I could see the possible argument that Paul’s game plan here doesn’t sound very genuine. Authenticity is very important to me, and I think that the same goes for a lot of people. The idea of behaving a certain way only to achieve a goal—even a very noble goal like reaching someone with the gospel—seems phony. But loving people isn’t phony. Loving people who you don’t naturally love is difficult. It’s challenging. Ultimately, however, we love because of the very real love of Jesus Christ living inside of us, and there is nothing fake or phony in Him.

You called?
And maybe the Stacking analogy doesn’t fit all the way here because I don’t think we ought to change who we are for the explicit purpose of appealing to a certain group or person like some flip-flopping politician. I wouldn’t, for example, pretend to be a hunter just to share the gospel with hunters. For one thing, they would see right through me. But just because we don’t have that particular, bloody pastime in common doesn’t mean we have nothing in common. Maybe they, like me, enjoy musical theatre! I would like to go see Les Mis again while it’s still at the cinema. . . My point, of course, is that it’s worth the effort to find the common ground for the purpose of investing in one’s spiritual wellbeing.

But I think, for Paul, that it even went beyond that. I see in him the picture of a man who was so surrendered to God and His purposes that his greatest passion was for reaching the lost. If I were to define him with a phrase, it wouldn’t be as a tentmaker or even a preacher. It would be as a follower of Jesus Christ. What were Paul’s interests? Winning souls for Christ, no matter what it took. If that meant respectfully adhering to aspects of a Jewish law that Christ had freed him from, Paul was more than happy to do so because it gave him the chance to share the love of Jesus with someone who needed Him. That’s not who Paul was born, but through the power of the Holy Spirit, that’s who he became.

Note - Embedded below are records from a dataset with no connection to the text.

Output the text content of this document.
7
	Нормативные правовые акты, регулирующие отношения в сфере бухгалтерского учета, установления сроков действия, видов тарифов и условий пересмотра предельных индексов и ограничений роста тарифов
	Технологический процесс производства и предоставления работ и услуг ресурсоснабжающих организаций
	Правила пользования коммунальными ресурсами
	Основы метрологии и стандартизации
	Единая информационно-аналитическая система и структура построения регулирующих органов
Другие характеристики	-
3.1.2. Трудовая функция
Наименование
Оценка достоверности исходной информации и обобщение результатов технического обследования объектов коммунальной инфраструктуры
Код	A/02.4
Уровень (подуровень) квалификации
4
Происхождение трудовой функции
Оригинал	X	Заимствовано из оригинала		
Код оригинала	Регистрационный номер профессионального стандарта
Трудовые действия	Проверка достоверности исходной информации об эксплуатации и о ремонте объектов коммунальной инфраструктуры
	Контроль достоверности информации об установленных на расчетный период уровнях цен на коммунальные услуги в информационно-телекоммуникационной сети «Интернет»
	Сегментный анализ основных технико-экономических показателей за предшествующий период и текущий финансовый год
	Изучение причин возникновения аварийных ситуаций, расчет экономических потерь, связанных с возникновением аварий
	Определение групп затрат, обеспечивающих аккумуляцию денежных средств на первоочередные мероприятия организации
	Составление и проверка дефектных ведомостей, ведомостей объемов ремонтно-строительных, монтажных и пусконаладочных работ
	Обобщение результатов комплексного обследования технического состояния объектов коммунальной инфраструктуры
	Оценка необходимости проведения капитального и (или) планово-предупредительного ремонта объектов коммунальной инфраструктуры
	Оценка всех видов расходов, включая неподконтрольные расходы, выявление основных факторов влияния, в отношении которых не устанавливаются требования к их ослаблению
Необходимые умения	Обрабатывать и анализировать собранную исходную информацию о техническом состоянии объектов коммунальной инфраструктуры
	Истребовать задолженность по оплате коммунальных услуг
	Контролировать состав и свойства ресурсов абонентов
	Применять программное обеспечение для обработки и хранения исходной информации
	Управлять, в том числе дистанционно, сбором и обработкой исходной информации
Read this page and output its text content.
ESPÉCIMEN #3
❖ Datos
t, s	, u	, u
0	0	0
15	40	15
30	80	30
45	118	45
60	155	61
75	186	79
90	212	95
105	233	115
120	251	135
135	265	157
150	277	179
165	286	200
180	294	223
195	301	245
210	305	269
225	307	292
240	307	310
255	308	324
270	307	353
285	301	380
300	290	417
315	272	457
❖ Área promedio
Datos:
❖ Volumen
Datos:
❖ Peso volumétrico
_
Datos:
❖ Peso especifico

Someone's getting transformed!
Is it something we even desire? Would you pray to be so transformed? It sounds exhausting, honestly, to genuinely value making disciples over my hobbies and the things I do for relaxation (or even while I exercise). I know, intellectually, that the reason I am here is to point toward Christ, follow Him and make disciples. I know that I will get reward in heaven and should be about that mission with a singular focus. But the distractions are so darn distracting. We cannot afford to believe the lie that our task is anything other than urgent.

I see now that I have really misunderstood this passage. Paul’s not talking about changing who he is or how he acts to find more common ground with those who need Christ. He’s talking about the incredible work of transformation that the Holy Spirit has done in his heart so that reaching the lost is genuinely the most important task and the greatest joy of Paul’s life.

Paul strove to be everything to everyone because that’s who he had become. It wasn’t the least bit fake or phony because his greatest goals in life aligned with a lifestyle that was more than willing to adapt to put him closer to the lost. I said earlier that I can’t imagine what excuse a Christian could ever give if there is no one in their life that they are not actively trying to reach right now, and I stand by that. There’s no good excuse to not do what you were made for. But it’s not enough, is it? We need to be completely transformed. I need to be completely transformed. He has begun this work in me, I can tell, because I’ve come along way at trying to put the spiritual needs of others above whatever I think is important in the moment, but there’s still a long way to go. But I can’t fight it. We can’t fight it.

After all, this is what we’re here for.

1 comment:

  1. I never really thought it that way before. I am too content with sitting in my home and going to work, waiting for the opportunity to witness. But I need to reaching out to them, training myself while I am waiting for opportunities to witness, etc. It is hard, but it needs to be done.